Dr. Bruno Vieira: O PL 2338/2023 adota a mesma classificação de riscos da Europa, mas acrescenta três elementos próprios: a utilização de ambientes de teste controlados onde empresas podem experimentar soluções de IA; a criação de um “Selo IA Responsável” para quem adota boas práticas; e a redução de exigências para companhias com faturamento anual de até R$ 16 milhões. Vale destacar que o projeto ainda deixa vago quem será o verdadeiro responsável pelo cumprimento dessas regras, se à ANPD – Autoridade Nacional de Proteção de Dados, ao CGI- Comitê Gestor da Internet ou ainda a criação de uma agência completamente nova.

Dr. Davis Alves: Qual é a melhor estratégia para empresas que operam em vários países lidarem com as diferentes regras de IA?

Dr. Bruno Vieira: A estratégia mais segura pode ser resumida em três movimentos encadeados. Primeiro, adote o AI Act europeu como uma base pois ele contém as exigências mais duras hoje disponíveis, de modo que, se o sistema já nasce compatível com essas regras, dificilmente ficará abaixo do padrão em qualquer outro país. Em seguida, ajuste o produto ao contexto local, revendo bases de dados, traduções, declarações de impacto e políticas internas para refletir as particularidades legais, linguísticas e culturais de cada mercado onde a IA será oferecida para evitar erros de interpretação e multas pontuais. Por fim, mantenha presença ativa em fóruns técnicos e laboratórios regulatórios (ISO/IEC, por exemplo).

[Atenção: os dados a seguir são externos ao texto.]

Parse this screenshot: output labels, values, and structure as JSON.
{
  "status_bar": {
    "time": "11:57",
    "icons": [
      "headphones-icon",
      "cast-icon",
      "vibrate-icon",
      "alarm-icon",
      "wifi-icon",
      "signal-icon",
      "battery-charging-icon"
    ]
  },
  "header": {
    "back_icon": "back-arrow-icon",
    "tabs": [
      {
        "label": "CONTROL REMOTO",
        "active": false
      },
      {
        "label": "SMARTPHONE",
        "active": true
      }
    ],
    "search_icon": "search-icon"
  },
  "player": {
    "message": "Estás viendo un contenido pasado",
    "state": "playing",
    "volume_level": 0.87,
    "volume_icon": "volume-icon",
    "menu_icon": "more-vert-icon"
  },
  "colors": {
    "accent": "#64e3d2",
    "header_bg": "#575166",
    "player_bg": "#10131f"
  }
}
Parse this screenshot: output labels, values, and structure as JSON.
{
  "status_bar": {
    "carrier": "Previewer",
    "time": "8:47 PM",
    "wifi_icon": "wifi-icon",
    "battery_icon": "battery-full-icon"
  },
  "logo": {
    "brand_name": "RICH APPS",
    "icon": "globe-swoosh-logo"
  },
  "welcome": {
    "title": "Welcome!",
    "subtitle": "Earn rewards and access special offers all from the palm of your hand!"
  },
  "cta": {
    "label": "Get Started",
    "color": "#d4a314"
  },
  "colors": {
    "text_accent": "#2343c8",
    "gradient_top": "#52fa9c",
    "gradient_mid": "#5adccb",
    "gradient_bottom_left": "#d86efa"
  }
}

Dr. Davis Alves: Os Princípios de Hiroshima, lançados pelo G7 em 2023, podem virar o trilho comum que faltava para unificar as leis de IA?

Dr. Bruno Vieira: Embora os Princípios de Hiroshima não tenham força de lei, eles funcionam como um resumo de boas práticas já presentes em diversas propostas regulatórias, tais como avaliação de riscos, transparência, supervisão humana e prestação de contas. O diferencial é que esse documento não se limita a medir o perigo inerente ao modelo de IA, mas também leva em conta a finalidade do uso. Esse critério de “risco mais intenção” pode servir de ponte entre diferentes legislações, permitindo que países adotem exigências proporcionais ao contexto de aplicação, mesmo sem concordar em todos os detalhes técnicos.

Dr. Davis Alves: Para encerrar nossa conversa de hoje, qual é a mensagem principal que o senhor gostaria de deixar?

Dr. Bruno Vieira: Regular IA não significa frear inovação, e sim garantir que o avanço tecnológico traga benefícios sem gerar custos sociais invisíveis. Se o Brasil estabelecer regras claras, estimular pesquisa e preservar os direitos do cidadão, criará um ambiente de confiança que favorece usuários, empresas e o país.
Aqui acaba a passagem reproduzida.